A pumpkin is a type of winter squash that is typically smooth, a shade or orange or yellow, and thick-skinned. Pumpkins are grown for numerous culinary uses, including in savory and sweet dishes, as well as to make pumpkin seen oil, and also for decoration, primarily during fall. Jack-o'-lantern carving is an especially popular activity in both the United States and Canada in which pumpkins are hollowed out and designs are made by cutting out pieces of the thick skin.

Top Facts About Pumpkin for Kids

  • 1. Pumpkins are closely related to cucumbers and melons.

    Besides both being large and round, pumpkins and watermelons don't seem to have too much in common. And with cucumbers even less so! Interestingly enough, however, pumpkins, melons, and cucumbers all belong to what's known as the gourd family, or the Cucurbitaceae.

  • 2. The word "pumpkin" comes from the Greek word meaning "large melon."

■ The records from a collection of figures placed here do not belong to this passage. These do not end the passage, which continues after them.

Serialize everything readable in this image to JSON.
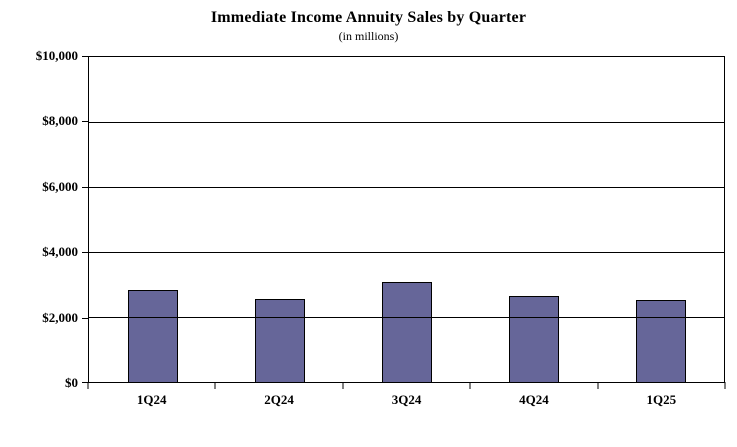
{
  "chart_data": {
    "type": "bar",
    "title": "Immediate Income Annuity Sales by Quarter",
    "subtitle": "(in millions)",
    "categories": [
      "1Q24",
      "2Q24",
      "3Q24",
      "4Q24",
      "1Q25"
    ],
    "values": [
      2820,
      2540,
      3090,
      2640,
      2510
    ],
    "xlabel": "",
    "ylabel": "",
    "ylim": [
      0,
      10000
    ],
    "yticks": [
      {
        "label": "$0",
        "value": 0
      },
      {
        "label": "$2,000",
        "value": 2000
      },
      {
        "label": "$4,000",
        "value": 4000
      },
      {
        "label": "$6,000",
        "value": 6000
      },
      {
        "label": "$8,000",
        "value": 8000
      },
      {
        "label": "$10,000",
        "value": 10000
      }
    ],
    "grid": true,
    "legend": "none",
    "colors": {
      "bar_fill": "#666699",
      "bar_border": "#000000",
      "gridline": "#000000",
      "axis": "#000000",
      "background": "#ffffff",
      "text": "#000000"
    }
  }
}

    In Greek, this word is pepon, which the French changed into pompon. The English adapted it further into pumpion, which in the 1600s eventually became the word we know and use today to describe our favorite orange fall squash.

  • 3. Pumpkins are one of the oldest domesticated crops grown in the Americas.

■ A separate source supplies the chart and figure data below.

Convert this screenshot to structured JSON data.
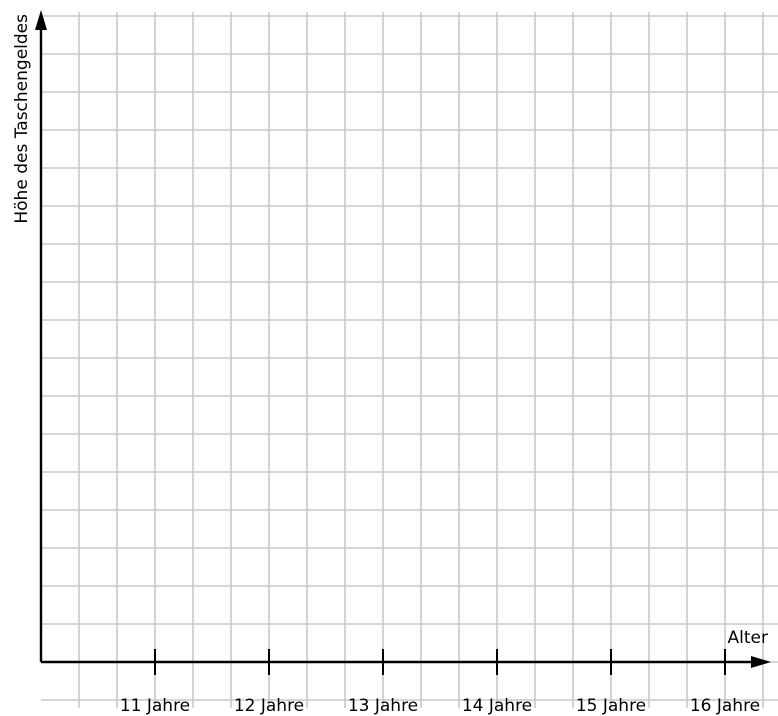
{
  "chart_data": {
    "type": "line",
    "title": "",
    "xlabel": "Alter",
    "ylabel": "Höhe des Taschengeldes",
    "categories": [
      "11 Jahre",
      "12 Jahre",
      "13 Jahre",
      "14 Jahre",
      "15 Jahre",
      "16 Jahre"
    ],
    "series": [],
    "grid": true,
    "legend": "none"
  },
  "colors": {
    "grid": "#c8c8c8",
    "axis": "#000000",
    "background": "#ffffff"
  }
}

    While the exact time and place of the first domesticated pumpkin growing isn't known for certain, there is evidence that it may have occurred in the area that is now Mexico as far back as 7,500 BCE. Archaeological remains of pumpkin seeds have been found in Mexico, and it is believed that indigenous peoples in the region may have selectively bred wild pumpkins to create the larger, sweeter varieties that we know today.

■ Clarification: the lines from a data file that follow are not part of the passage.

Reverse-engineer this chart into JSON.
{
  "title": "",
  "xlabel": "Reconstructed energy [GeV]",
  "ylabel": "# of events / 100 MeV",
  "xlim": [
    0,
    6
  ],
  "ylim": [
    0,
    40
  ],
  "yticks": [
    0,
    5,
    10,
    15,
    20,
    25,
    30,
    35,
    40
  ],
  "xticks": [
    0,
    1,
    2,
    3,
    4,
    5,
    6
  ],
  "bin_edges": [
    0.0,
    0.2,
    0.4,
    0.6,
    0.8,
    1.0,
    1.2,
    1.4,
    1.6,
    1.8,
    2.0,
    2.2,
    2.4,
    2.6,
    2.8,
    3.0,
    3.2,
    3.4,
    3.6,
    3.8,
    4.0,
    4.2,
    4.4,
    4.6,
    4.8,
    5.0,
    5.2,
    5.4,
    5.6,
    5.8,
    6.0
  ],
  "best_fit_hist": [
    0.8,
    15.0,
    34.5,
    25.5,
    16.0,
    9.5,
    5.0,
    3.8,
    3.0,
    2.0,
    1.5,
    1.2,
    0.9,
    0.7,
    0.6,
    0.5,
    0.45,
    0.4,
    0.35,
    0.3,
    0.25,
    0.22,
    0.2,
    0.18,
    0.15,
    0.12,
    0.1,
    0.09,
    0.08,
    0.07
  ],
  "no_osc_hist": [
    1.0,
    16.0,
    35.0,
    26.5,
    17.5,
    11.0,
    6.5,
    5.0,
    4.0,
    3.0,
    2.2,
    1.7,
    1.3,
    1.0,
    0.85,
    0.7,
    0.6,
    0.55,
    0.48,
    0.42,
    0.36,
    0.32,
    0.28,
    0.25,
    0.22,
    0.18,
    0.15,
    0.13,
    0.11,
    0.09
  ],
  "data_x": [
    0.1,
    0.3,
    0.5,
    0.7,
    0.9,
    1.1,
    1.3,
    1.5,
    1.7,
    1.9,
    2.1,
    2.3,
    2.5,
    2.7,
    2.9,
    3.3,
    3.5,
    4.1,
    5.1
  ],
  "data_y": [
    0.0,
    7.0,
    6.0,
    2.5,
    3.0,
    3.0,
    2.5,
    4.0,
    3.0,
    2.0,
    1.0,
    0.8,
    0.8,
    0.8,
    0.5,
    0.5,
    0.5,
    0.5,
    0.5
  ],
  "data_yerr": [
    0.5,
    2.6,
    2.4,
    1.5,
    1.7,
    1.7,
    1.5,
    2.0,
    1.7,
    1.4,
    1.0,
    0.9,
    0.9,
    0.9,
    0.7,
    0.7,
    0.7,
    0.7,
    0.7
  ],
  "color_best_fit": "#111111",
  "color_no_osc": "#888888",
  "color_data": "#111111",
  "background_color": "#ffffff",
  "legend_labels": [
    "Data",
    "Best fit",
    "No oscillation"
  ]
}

    Pumpkins and other types of squash have been also been grown for thousands of years by Native American tribes, who roasted or boiled them for food and used their shells as bowls or containers. The French explorer Jacques Cartier is believed to have been the first European to encounter pumpkins during his exploration of North America in the 16th century.

  • 4. Every part of a pumpkin is edible.

    You might have had the opportunity to snack on some delicious roasted pumpkin seeds after carving your jack-o'-lantern, but we bet you didn't know you can also eat the skin, leaves, flowers, and even the stem.

    Pumpkin leaves, or pumpkin greens, are a common ingredient in African cuisines. The leaves are used in stews and soups and are a good source of vitamins and minerals. In Italy and Mexico, pumpkin flowers are also often often stuffed with cheese or meat and fried. In some Asian cuisines, pumpkin skin is used to make pickles, and in Indian cuisines, pumpkin stem is used in curries.

  • 5. Approximately 50 million pumpkin pies are eaten in the USA on Thanksgiving Day.

    Pumpkin pie is by far the most popular dessert for the US holiday of Thanksgiving. According to the survey website, YouGov.com, 35% of respondents voted pumpkin pie as their favorite, followed by a not-so-close 16% for pecan pie and 11% for apple pie. That's a whole lot of pumpkins!

  • 6. Giant pumpkins can grow heavier than a whopping 1,000 kg.

    While technically a different cultivar, or species, than the pumpkins that are typically eaten or used as jack-o'-lanterns, giant pumpkins, or Cucurbita maxima, lack the gene responsible for stopping fruit growth, resulting in completely uncontrolled growth of up to 23 kg a day! Giant pumpkins, which are 96% water, can grow so large, they commonly collapse under their own weight. The world record pumpkin was grown in 2021 in Italy and came in at an astonishing 1,226 kg.